Published online by Cambridge University Press: 24 November 2022
Dream delivers us to dream,
and there is no end to illusion.
Ralph Waldo Emerson, “Experience”
Travel
Aldous Huxley referred to travel as a vice, “…imperious, demanding its victim's time, money, energy and the sacrifice of comfort.” That is true enough, but like all vices it also provides a gratification that makes the adversity seem somehow worth putting up with, at least in retrospect.
The “delights” of modern air travel are considerable: the sleepless night before, the rush to get to the airport in time, the fear that one has forgotten something (passport, e-ticket, toothbrush), the endless zigzagging queues, the need to half-undress at the security counter with a line of people waiting on you (removing the belt from your trousers becoming a herculean task).
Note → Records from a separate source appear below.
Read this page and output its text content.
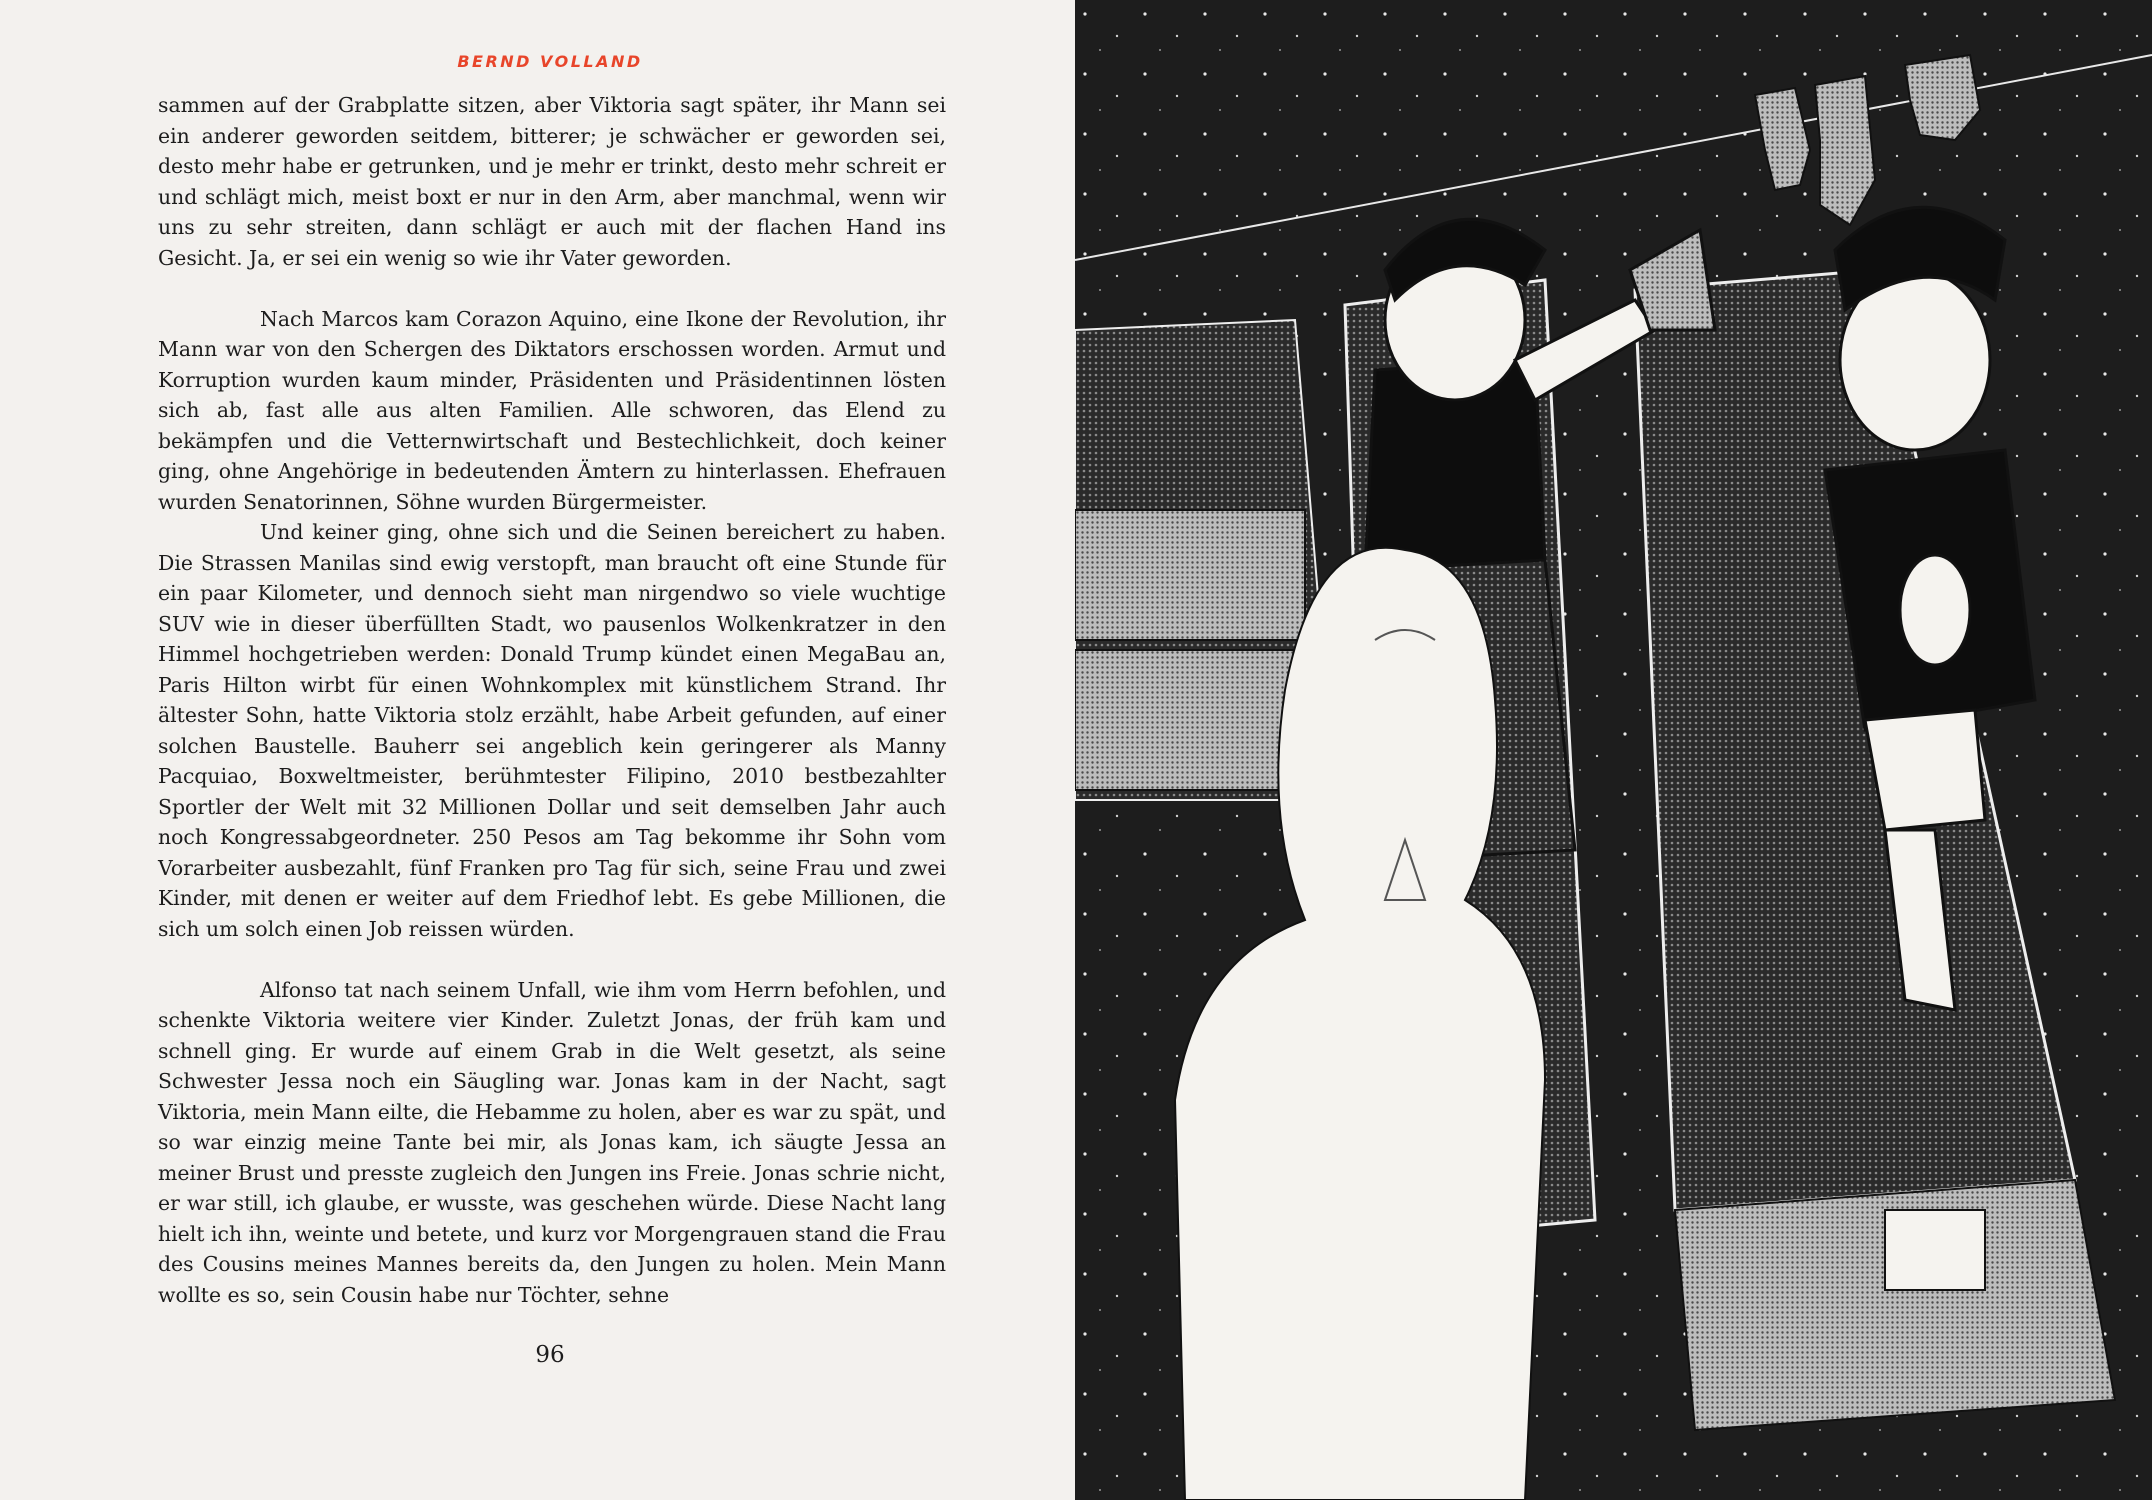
BERND VOLLAND

sammen auf der Grabplatte sitzen, aber Viktoria sagt später, ihr Mann sei ein anderer geworden seitdem, bitterer; je schwächer er geworden sei, desto mehr habe er getrunken, und je mehr er trinkt, desto mehr schreit er und schlägt mich, meist boxt er nur in den Arm, aber manchmal, wenn wir uns zu sehr streiten, dann schlägt er auch mit der flachen Hand ins Gesicht. Ja, er sei ein wenig so wie ihr Vater geworden.

Nach Marcos kam Corazon Aquino, eine Ikone der Revolution, ihr Mann war von den Schergen des Diktators erschossen worden. Armut und Korruption wurden kaum minder, Präsidenten und Präsidentinnen lösten sich ab, fast alle aus alten Familien. Alle schworen, das Elend zu bekämpfen und die Vetternwirtschaft und Bestechlichkeit, doch keiner ging, ohne Angehörige in bedeutenden Ämtern zu hinterlassen. Ehefrauen wurden Senatorinnen, Söhne wurden Bürgermeister.

Und keiner ging, ohne sich und die Seinen bereichert zu haben. Die Strassen Manilas sind ewig verstopft, man braucht oft eine Stunde für ein paar Kilometer, und dennoch sieht man nirgendwo so viele wuchtige SUV wie in dieser überfüllten Stadt, wo pausenlos Wolkenkratzer in den Himmel hochgetrieben werden: Donald Trump kündet einen MegaBau an, Paris Hilton wirbt für einen Wohnkomplex mit künstlichem Strand. Ihr ältester Sohn, hatte Viktoria stolz erzählt, habe Arbeit gefunden, auf einer solchen Baustelle. Bauherr sei angeblich kein geringerer als Manny Pacquiao, Boxweltmeister, berühmtester Filipino, 2010 bestbezahlter Sportler der Welt mit 32 Millionen Dollar und seit demselben Jahr auch noch Kongressabgeordneter. 250 Pesos am Tag bekomme ihr Sohn vom Vorarbeiter ausbezahlt, fünf Franken pro Tag für sich, seine Frau und zwei Kinder, mit denen er weiter auf dem Friedhof lebt. Es gebe Millionen, die sich um solch einen Job reissen würden.

Alfonso tat nach seinem Unfall, wie ihm vom Herrn befohlen, und schenkte Viktoria weitere vier Kinder. Zuletzt Jonas, der früh kam und schnell ging. Er wurde auf einem Grab in die Welt gesetzt, als seine Schwester Jessa noch ein Säugling war. Jonas kam in der Nacht, sagt Viktoria, mein Mann eilte, die Hebamme zu holen, aber es war zu spät, und so war einzig meine Tante bei mir, als Jonas kam, ich säugte Jessa an meiner Brust und presste zugleich den Jungen ins Freie. Jonas schrie nicht, er war still, ich glaube, er wusste, was geschehen würde. Diese Nacht lang hielt ich ihn, weinte und betete, und kurz vor Morgengrauen stand die Frau des Cousins meines Mannes bereits da, den Jungen zu holen. Mein Mann wollte es so, sein Cousin habe nur Töchter, sehne

96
And then there is the cramped seating space, the unpalatable airline food, screaming children in the seat in front and the seat behind, the sleep-forsaken night, and finally more endless zigzagging queues, the need to half-undress yet again, and the long wait for one's suitcases that are invariably the last to appear. And in the back of our minds, the thought is hovering ominously; in a fortnight or so we will have to go through the whole process once again. Enough to discourage any would-be traveller you might think. And yet thousands board planes every day, brace themselves, and go through these experiences with varying degrees of patience, acceptance, and annoyance.
It might ease our doubts about whether it is worthwhile making the effort, if we compare present-day travel to the experiences of the medieval traveller going by ship to the Holy Land. Instead of several hours, their trip took several weeks each way, and they travelled under conditions that we would regard not only as intolerably uncomfortable, but categorically provoking fate. Instead of the occasional frightful moments of turbulence that we occasionally experience, travellers by ship not infrequently encountered terrifying storms that would last for hours or days. In size, medieval ships were closer to modern river ferries than today's ocean liners, and the monstrous superliners, those floating hotels that even today stun us for their enormity, could not have been imagined. But the small vessels were crowded, with up to a thousand travellers, passengers, and crew.